An anonymous reader quotes CNBC: The so-called "big five" -- Apple , Alphabet Class A shares, Microsoft , Facebook and Amazon -- lost more than $97.5 billion in market value between the close on Thursday and the close on Friday, according to FactSet, dragging the Nasdaq to its worst week of the year. Shares of Apple fell nearly 4 percent on Friday, while the other four companies fell more than 3 percent. For most of the day, only 3 stocks in the S&P 500 tech sector were in the green: IBM , Teradata and Western Union . Apple, Facebook, Amazon, Netflix, and Alphabet all traded more than 2 times their 30-day average volume... "They're just plain overbought," said David Bahnsen founder, managing director and chief investment officer of The Bahnsen Group, a private wealth management firm. "They are extremely stretched from a valuation standpoint."
CNN notes the drop occurred "after a Goldman Sachs analyst questioned this year's run-up in the industry's five biggest names." They also added that "The top five techs today account for 13% of the market value weighting in the S&P 500, even though they are only 1% of the companies in the index."

2 of 98 comments (clear)

  1. Re:This is just the beginning by ShanghaiBill · · Score: 3, Interesting

    Comparing stock valuations to an artificially-depressed and manipulated interest rate

    Right ... there is a vast conspiracy of the rich to push down interest rates so poor people make less money on their vast bond holdings. Whatever.

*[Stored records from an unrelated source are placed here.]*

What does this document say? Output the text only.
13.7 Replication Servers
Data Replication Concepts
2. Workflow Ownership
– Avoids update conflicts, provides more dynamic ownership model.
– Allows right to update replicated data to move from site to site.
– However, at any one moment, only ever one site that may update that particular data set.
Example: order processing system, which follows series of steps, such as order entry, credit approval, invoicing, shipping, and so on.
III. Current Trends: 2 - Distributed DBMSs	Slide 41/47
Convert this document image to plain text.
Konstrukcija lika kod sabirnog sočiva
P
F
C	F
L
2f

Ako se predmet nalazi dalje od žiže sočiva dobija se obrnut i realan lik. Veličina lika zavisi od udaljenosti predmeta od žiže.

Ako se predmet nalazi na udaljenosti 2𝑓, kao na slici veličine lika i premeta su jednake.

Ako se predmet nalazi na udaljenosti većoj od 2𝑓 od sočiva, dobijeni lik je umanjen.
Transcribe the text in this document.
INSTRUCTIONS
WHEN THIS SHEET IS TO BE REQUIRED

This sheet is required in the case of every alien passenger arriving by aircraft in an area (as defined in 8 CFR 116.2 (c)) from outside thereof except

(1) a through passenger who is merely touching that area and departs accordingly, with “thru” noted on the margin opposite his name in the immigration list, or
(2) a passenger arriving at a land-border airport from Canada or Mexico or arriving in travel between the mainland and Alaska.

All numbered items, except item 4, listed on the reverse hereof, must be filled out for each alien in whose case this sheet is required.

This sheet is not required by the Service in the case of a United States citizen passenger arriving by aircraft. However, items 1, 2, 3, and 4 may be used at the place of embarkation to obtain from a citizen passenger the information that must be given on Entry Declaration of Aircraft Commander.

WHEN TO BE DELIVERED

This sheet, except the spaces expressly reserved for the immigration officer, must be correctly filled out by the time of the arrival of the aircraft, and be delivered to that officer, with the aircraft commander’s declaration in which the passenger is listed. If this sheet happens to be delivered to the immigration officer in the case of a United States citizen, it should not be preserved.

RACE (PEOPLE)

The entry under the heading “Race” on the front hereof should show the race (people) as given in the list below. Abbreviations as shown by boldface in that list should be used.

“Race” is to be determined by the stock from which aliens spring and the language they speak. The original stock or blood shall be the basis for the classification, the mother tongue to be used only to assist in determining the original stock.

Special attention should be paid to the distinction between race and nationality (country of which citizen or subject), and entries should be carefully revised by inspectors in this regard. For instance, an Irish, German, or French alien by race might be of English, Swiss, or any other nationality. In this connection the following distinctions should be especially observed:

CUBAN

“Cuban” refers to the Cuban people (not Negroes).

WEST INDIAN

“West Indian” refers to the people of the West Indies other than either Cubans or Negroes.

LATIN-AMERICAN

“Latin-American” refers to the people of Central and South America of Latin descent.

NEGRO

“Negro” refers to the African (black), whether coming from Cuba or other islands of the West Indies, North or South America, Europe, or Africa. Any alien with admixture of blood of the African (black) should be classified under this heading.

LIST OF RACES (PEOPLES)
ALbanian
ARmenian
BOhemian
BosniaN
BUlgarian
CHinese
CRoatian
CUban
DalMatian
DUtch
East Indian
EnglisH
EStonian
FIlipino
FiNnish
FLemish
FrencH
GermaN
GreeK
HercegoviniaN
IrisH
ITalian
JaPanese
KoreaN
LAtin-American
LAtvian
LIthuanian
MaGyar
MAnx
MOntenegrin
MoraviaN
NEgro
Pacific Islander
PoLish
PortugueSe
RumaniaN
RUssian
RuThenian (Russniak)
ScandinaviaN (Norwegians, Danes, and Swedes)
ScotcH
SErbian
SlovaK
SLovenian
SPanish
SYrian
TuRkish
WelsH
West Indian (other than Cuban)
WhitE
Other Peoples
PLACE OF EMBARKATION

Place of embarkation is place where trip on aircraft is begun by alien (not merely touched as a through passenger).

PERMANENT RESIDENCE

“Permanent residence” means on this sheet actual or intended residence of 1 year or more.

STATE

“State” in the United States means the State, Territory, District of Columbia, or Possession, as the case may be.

    Interest rates are low because inflation is low, and higher interest rates would push us into ruinous deflation. There would be nothing "natural" about that.

  2. Re:This is just the beginning by taiwanjohn · · Score: 4, Interesting

    After nearly a decade of QE, and with prime interest rate next to zero, there's a lot of "hot money" floating around in search of "investment" opportunities. International corporations have a couple trillion (collectively) parked in off-shore tax havens -- against which they can borrow at borrow at rock-bottom rates, and then use that money to buy-back their own stock and pad the already obscene bonuses of their fat-cat CEOs.

    This is just another bubble, pumped up by the shameless, libertine excess of the FED's printing press. Look for more "volatility" like this in the future as the bubble nears its bursting point.